Another organisation with a positive reputation for safety, DuPont, has recently suffered a series of fatal accidents that highlighted poor maintenance and risk assessment. This resulted in enforcement action and much criticism from unions, regulators and accident investigators. The DSB comment that the Shell site is subject to “system-related supervision” by the regulator (effectively a form of performance based regulation [PBR]) while highlighting the importance of the operator identifying their own shortcomings. They also say that regulators should pay more attention to critical processes such as maintenance and start-up.
The DSB have made recommendations to Shell on risk assessment (including the challenge of previous assumptions) and enhancing their incident analysis and knowledge management.

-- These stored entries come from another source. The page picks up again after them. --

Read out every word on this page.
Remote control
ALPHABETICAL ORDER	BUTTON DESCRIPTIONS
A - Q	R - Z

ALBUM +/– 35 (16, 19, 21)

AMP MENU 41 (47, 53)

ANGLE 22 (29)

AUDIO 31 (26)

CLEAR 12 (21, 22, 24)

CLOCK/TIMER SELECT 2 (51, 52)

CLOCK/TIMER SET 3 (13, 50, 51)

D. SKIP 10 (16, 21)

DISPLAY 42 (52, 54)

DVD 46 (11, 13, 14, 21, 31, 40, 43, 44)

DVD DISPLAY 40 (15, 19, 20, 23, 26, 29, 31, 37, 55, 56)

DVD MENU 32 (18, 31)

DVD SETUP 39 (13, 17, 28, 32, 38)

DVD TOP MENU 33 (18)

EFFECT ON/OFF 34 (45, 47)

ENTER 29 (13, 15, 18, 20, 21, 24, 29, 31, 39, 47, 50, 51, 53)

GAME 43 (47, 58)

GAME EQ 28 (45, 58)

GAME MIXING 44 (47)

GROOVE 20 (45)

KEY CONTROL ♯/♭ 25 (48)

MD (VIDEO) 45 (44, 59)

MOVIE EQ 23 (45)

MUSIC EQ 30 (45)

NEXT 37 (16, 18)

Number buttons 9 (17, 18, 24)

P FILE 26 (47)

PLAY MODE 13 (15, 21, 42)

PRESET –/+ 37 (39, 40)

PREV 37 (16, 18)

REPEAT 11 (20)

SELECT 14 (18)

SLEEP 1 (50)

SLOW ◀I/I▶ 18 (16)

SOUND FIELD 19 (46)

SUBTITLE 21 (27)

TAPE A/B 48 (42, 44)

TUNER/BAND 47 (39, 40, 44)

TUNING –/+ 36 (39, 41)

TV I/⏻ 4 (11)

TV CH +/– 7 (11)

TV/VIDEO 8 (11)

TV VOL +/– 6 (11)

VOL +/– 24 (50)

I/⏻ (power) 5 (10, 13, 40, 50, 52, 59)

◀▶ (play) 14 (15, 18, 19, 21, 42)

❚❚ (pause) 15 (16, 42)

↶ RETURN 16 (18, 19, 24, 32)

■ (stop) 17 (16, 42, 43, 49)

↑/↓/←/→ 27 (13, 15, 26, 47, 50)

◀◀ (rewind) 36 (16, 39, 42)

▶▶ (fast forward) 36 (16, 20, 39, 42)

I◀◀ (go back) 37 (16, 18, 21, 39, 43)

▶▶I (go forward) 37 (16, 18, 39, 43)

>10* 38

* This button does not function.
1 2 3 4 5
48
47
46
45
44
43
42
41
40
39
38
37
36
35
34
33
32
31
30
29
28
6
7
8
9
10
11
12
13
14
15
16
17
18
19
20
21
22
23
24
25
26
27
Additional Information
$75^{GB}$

Wider Learning Opportunities
We have previously reported on two other cases were inadequate risk assessment by Shell have been identified in accident investigation reports issued this year:
- The Australian Transport Safety Bureau (ATSB) report on a serious injury on-board the Shell NWS Class LNG tanker Northwest Stormpetrel on 8 November 2014.
- The US National Transportation Safety Board (NTSB) report on the grounding in bad weather of the Shell owned mobile offshore drilling unit (MODU) Kulluk, in Alaska, on 31 December 2012.
- How To Develop Your Organisation’s Safety Culture positive advice on the value of safety leadership and an aviation example of safety leadership development.
- How To Destroy Your Organisation’s Safety Culture a cautionary tale of how poor leadership and communications can undermine safety.
- Fear of failure
- A fixed (rather than growth) mindset, afraid of failure
- Over-reliance on past performance, rather than considering learning opportunity
- Attribution bias, taking credit for success and blaming bad luck for failure
UPDATE March 2016: The DSB has also launched an investigation into the emission of 25 tonnes of ethylene oxide at Shell Moerdijk. It appears this leak, following a repair in November 2015, was only discovered 2.5 months later.
UPDATE 3 May 2016: The US National Transportation Safety Board (NTSB) discussed safety culture and a failure to learn at a hearing into an accident at a Board Meeting on a Washington Metrorail (WMATA) smoke and arcing accident that occurred on 15 Jan 2015 (VIDEO).